Fixed partial denture. Infection control. All ceramic. Disinfection

How to Cite

Porto VC, Balsalobre R, Pegoraro LF, Valle AL. Surface roughness analysis of ceramic systems after disinfection and sterilization procedures. Braz. J. Oral Sci. [Internet]. 2015 Nov. 25 [cited 2024 Feb. 27];5(16):963-6. Available from:


The surface roughness of prosthodontic materials is an important factor that influences the amount of microbial plaque accumulation, thereby increasing the risk of caries and periodontal inflammation of abutment or adjacent teeth. Few studies exist that have investigated the influence of disinfectant materials on the surface roughness of prosthodontic materials. The purpose of this study is to evaluate the roughness changes in metal-ceramic and IPS Empress 2 ceramic structures, finished by either manual-polishing or glazing, followed by immersion in 2% glutaraldehyde solution for either 30 minutes (disinfection procedure) and 10 hours (sterilization procedure). The study consisted of 26 metalceramic specimens and 26 Empress 2 specimens measuring 10 x 10 x 2 mm. One-half of each group of specimens was polished by using rotatory instruments and the other half was glazed in a glazing oven (subgroups). Afterwards, the specimens were submitted to sterilization and disinfection in 2% glutaraldehyde for either 30 minutes or 10 hours, respectively. 3 specimens from each group were sterilized in autoclave, and for control group, the initial measurement of each specimen before the disinfection and sterilization procedures was obtained. The surface roughness was determined by a Hommel Tester T-1000, using the mean arithmetic Ra as roughness parameter. The results were statistically analyzed using a 4-way analysis of variance (ANOVA) method for individual comparisons among the means and the Tukey test at a significance level of p<.05. The results showed that there were no statistically significant differences of roughness in both groups, after immersion in chemical solution and sterilization in autoclave (p<.05). The mean of ceramic materials ranged from .631mm to 1.687mm in surface roughness.
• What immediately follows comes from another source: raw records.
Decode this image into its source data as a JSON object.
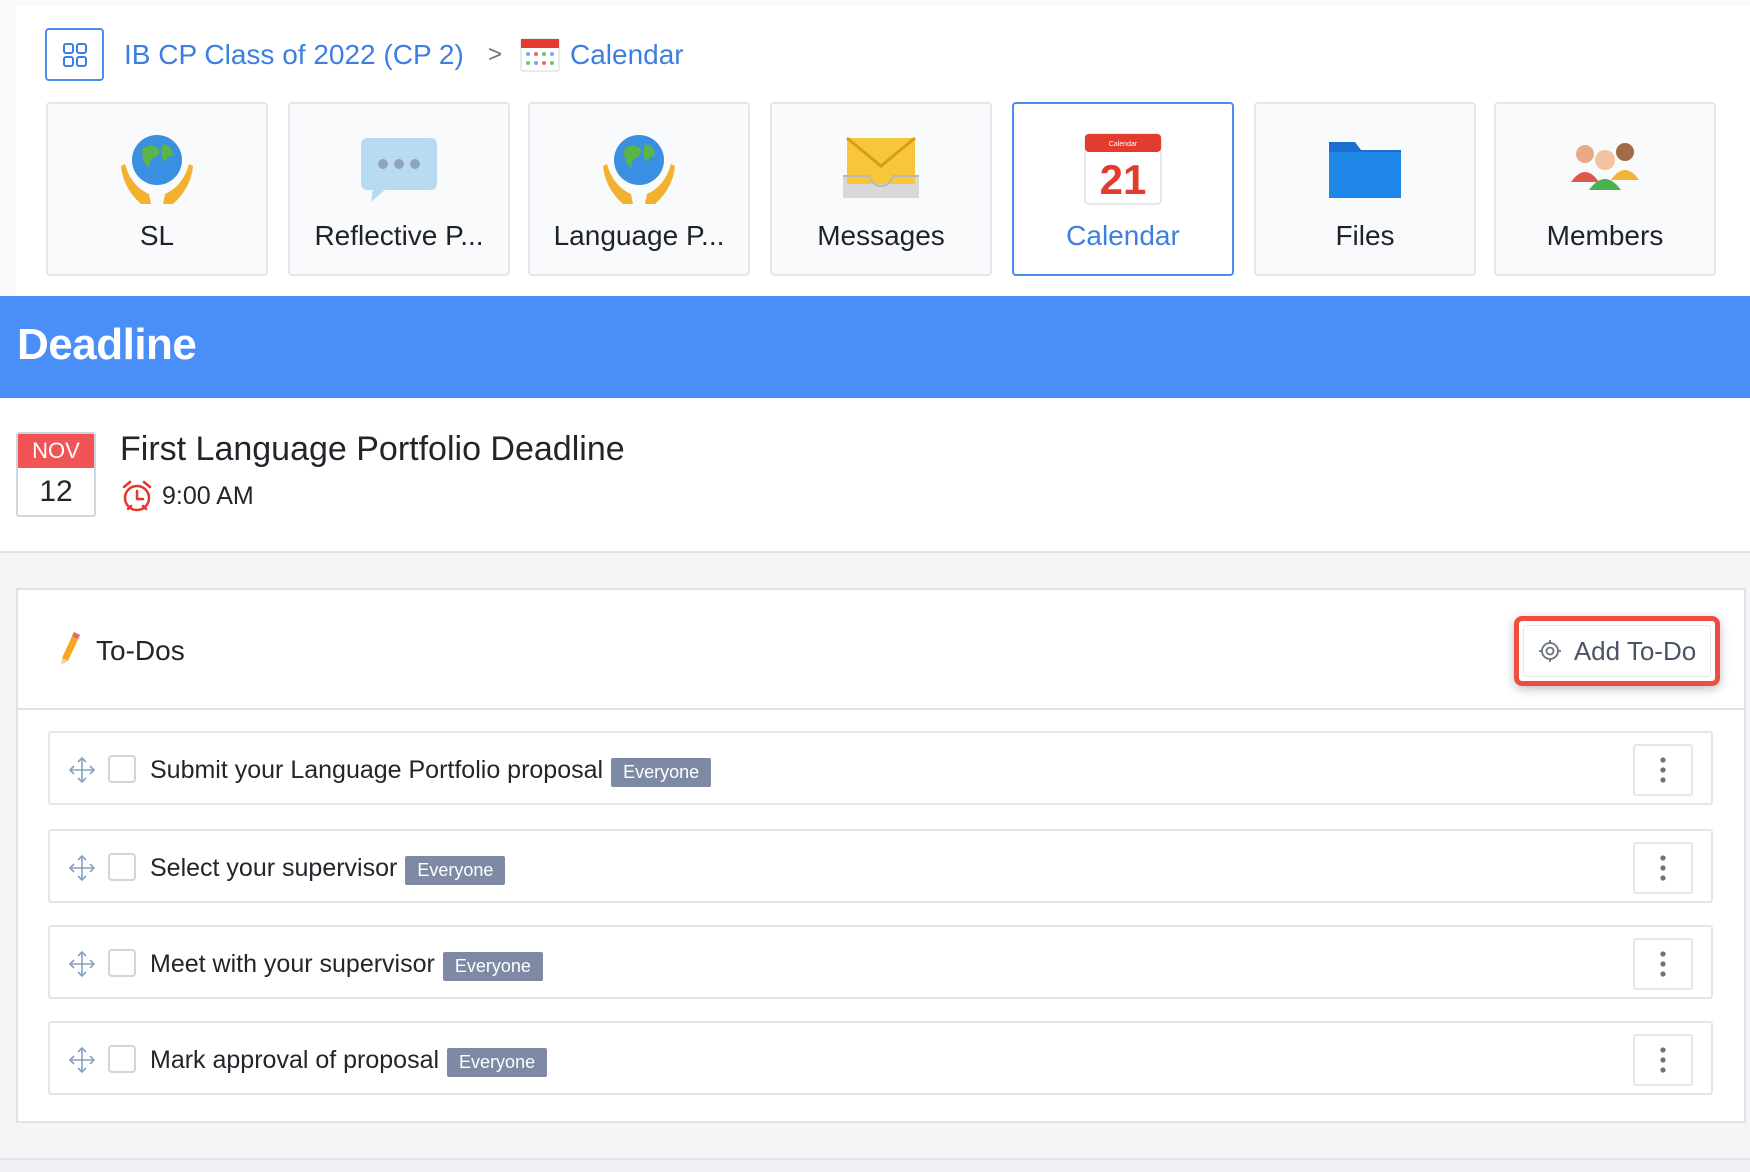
{
  "breadcrumb": {
    "course": "IB CP Class of 2022 (CP 2)",
    "separator": ">",
    "current": "Calendar"
  },
  "tiles": [
    {
      "label": "SL",
      "icon": "globe-hands-icon"
    },
    {
      "label": "Reflective P...",
      "icon": "speech-bubble-icon"
    },
    {
      "label": "Language P...",
      "icon": "globe-hands-icon"
    },
    {
      "label": "Messages",
      "icon": "envelope-icon"
    },
    {
      "label": "Calendar",
      "icon": "calendar-21-icon",
      "active": true
    },
    {
      "label": "Files",
      "icon": "folder-icon"
    },
    {
      "label": "Members",
      "icon": "members-icon"
    }
  ],
  "calendar_icon_text": {
    "header": "Calendar",
    "day": "21"
  },
  "section_title": "Deadline",
  "event": {
    "month": "NOV",
    "day": "12",
    "title": "First Language Portfolio Deadline",
    "time": "9:00 AM"
  },
  "todos": {
    "title": "To-Dos",
    "add_label": "Add To-Do",
    "items": [
      {
        "label": "Submit your Language Portfolio proposal",
        "badge": "Everyone"
      },
      {
        "label": "Select your supervisor",
        "badge": "Everyone"
      },
      {
        "label": "Meet with your supervisor",
        "badge": "Everyone"
      },
      {
        "label": "Mark approval of proposal",
        "badge": "Everyone"
      }
    ]
  },
  "colors": {
    "accent": "#4a8ff7",
    "link": "#3d7fe0",
    "date_red": "#f05454",
    "highlight": "#ee4e42",
    "badge": "#7e8aa3"
  }
}
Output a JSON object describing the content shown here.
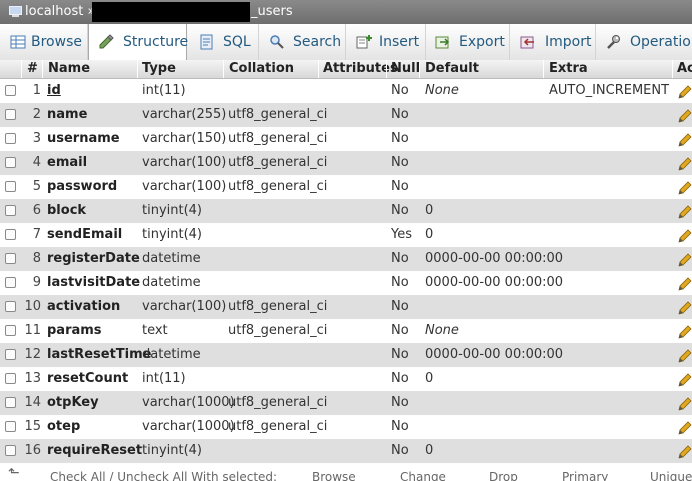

There was a statistically significant difference only among final polishing of ceramics (F=19.00; p<.001) and in the interaction between polishing and material used (F=18.83; p<.001). No significant changes in surface roughness of tested ceramic materials occurred after completion of the disinfection and sterilization procedures used in this study. Clinical implications: Infection control procedures are indispensable steps before cementation of prostheses. Based on the results of this study, prosthodontic materials can be disinfected or sterilized without causing significant changes in surface roughness.